Fruit Trees: Years to Fruit

Does it really take as long as you think before you are harvesting homegrown fruit? Find out how many years it takes your fruit trees to bear fruit.

There's an old proverb that says, "The best time to plant a tree was 20 years ago. The second best time is now."

In a culture that is accustomed to instant gratification, the natural process of growing fruit trees may seem like an eternity. However, any gardener will remind you that anything worth doing is worth waiting for. So, on average, how long is it before you should expect to see fruit from your newly planted trees? Take a look.

Stark Bro's Fruit Trees – Average Time Until Your First Harvest

Stark Bro's Trees are 1-2 years old when shipped. "Years to Fruit" begins counting after the trees are transplanted into your growing space.

Fruit Tree TypeYears to Bear
Apple Trees2-5 years
Apricot Trees2-5 years
Avacado Trees3-4 years
Banana Plants2-3 years
Sour Cherry Trees3-5 years
Sweet Cherry Trees4-7 years
Citrus Trees1-2 years
Fig Trees1-2 years
Mulberry Trees2-3 years
Nectarine Trees2-4 years
Olive Trees2-3 years
Pawpaw Trees5-7 years
Peach Trees2-4 years
Pear Trees4-6 years
Persimmon Trees3-4 years
Plum Trees3-6 years
Pomegranate Trees2-3 years

Considerations & Tips When Choosing A Fruit Tree

When considering how soon to expect your first harvest, another aspect to keep in mind is the mature size of your tree. Dwarf and columnar fruit trees tend to start producing sooner than semi-dwarf trees, with standard trees taking the longest. However, the trade-off is a longer life span in semi-dwarf and standard trees.

At Stark Bro's we like to recommend planting a variety of fruits of different sizes. Try planting a few dwarf trees for a timely harvest, that way you can find the flavors you enjoy most! Then go on to plant your favorites in semi-dwarf or standard for a legacy to leave behind.

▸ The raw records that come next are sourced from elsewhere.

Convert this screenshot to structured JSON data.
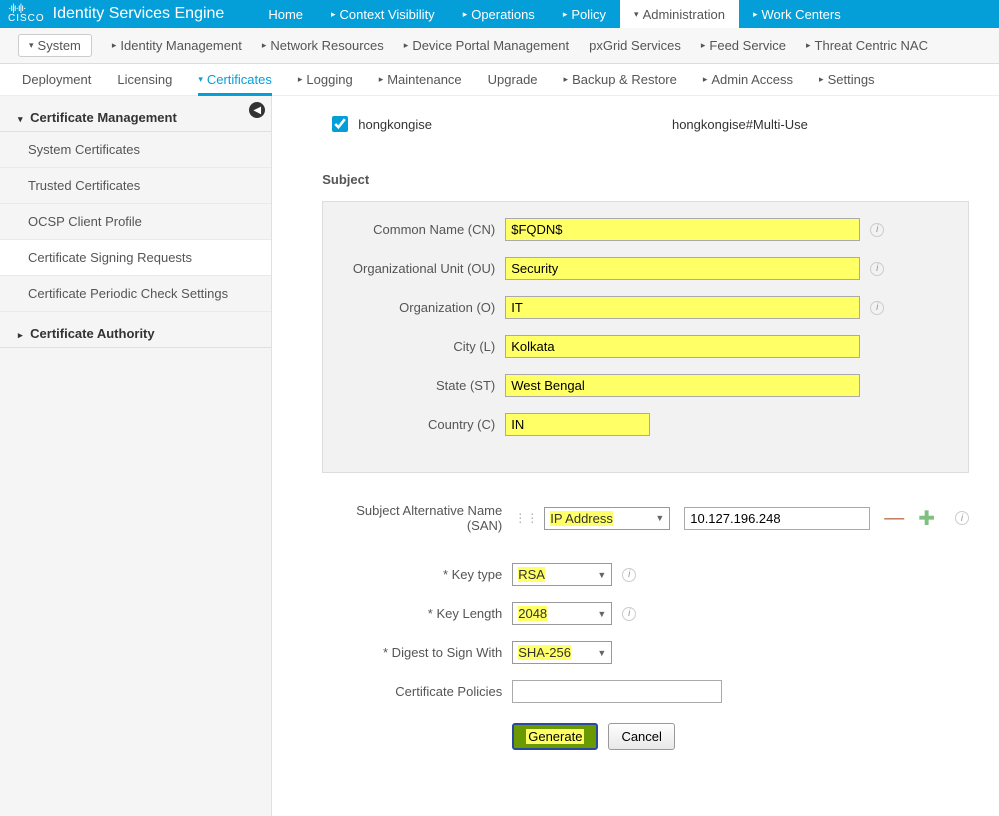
{
  "brand": {
    "logo_top": "·ı|ı·ı|ı·",
    "logo_bottom": "CISCO",
    "app_title": "Identity Services Engine"
  },
  "topnav": [
    "Home",
    "Context Visibility",
    "Operations",
    "Policy",
    "Administration",
    "Work Centers"
  ],
  "topnav_active_index": 4,
  "subnav": [
    "System",
    "Identity Management",
    "Network Resources",
    "Device Portal Management",
    "pxGrid Services",
    "Feed Service",
    "Threat Centric NAC"
  ],
  "subnav_active_index": 0,
  "tertnav": [
    "Deployment",
    "Licensing",
    "Certificates",
    "Logging",
    "Maintenance",
    "Upgrade",
    "Backup & Restore",
    "Admin Access",
    "Settings"
  ],
  "tertnav_active_index": 2,
  "sidebar": {
    "groups": [
      {
        "label": "Certificate Management",
        "expanded": true,
        "items": [
          "System Certificates",
          "Trusted Certificates",
          "OCSP Client Profile",
          "Certificate Signing Requests",
          "Certificate Periodic Check Settings"
        ],
        "selected_index": 3
      },
      {
        "label": "Certificate Authority",
        "expanded": false,
        "items": []
      }
    ]
  },
  "node": {
    "checked": true,
    "name": "hongkongise",
    "usage": "hongkongise#Multi-Use"
  },
  "subject": {
    "heading": "Subject",
    "fields": [
      {
        "label": "Common Name (CN)",
        "value": "$FQDN$",
        "info": true,
        "hl": true
      },
      {
        "label": "Organizational Unit (OU)",
        "value": "Security",
        "info": true,
        "hl": true
      },
      {
        "label": "Organization (O)",
        "value": "IT",
        "info": true,
        "hl": true
      },
      {
        "label": "City (L)",
        "value": "Kolkata",
        "info": false,
        "hl": true
      },
      {
        "label": "State (ST)",
        "value": "West Bengal",
        "info": false,
        "hl": true
      },
      {
        "label": "Country (C)",
        "value": "IN",
        "info": false,
        "hl": true,
        "short": true
      }
    ]
  },
  "san": {
    "label": "Subject Alternative Name (SAN)",
    "type": "IP Address",
    "value": "10.127.196.248"
  },
  "key_type": {
    "label": "* Key type",
    "value": "RSA"
  },
  "key_length": {
    "label": "* Key Length",
    "value": "2048"
  },
  "digest": {
    "label": "* Digest to Sign With",
    "value": "SHA-256"
  },
  "cert_policies": {
    "label": "Certificate Policies",
    "value": ""
  },
  "buttons": {
    "generate": "Generate",
    "cancel": "Cancel"
  }
}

You will find that fruit trees like apples, apricots, nectarines, and peaches are the most viable solutions for short-term homeowners, increasing property value and a treat to leave for the next occupants! Those who can grow citrus trees comfortably, well, you've got it good — fresh-squeezed orange juice in the morning and lemonade in the summer! For colder-zoned folks, citrus trees can be grown in containers and brought inside over the winter.

Hitting the top of the waiting list are sweet cherries and pawpaws. These edibles require a longer-term commitment, so it's best to get these started right away so that you can enjoy the edibles you love as soon as possible! While they're growing, these trees make for some beautiful landscape additions.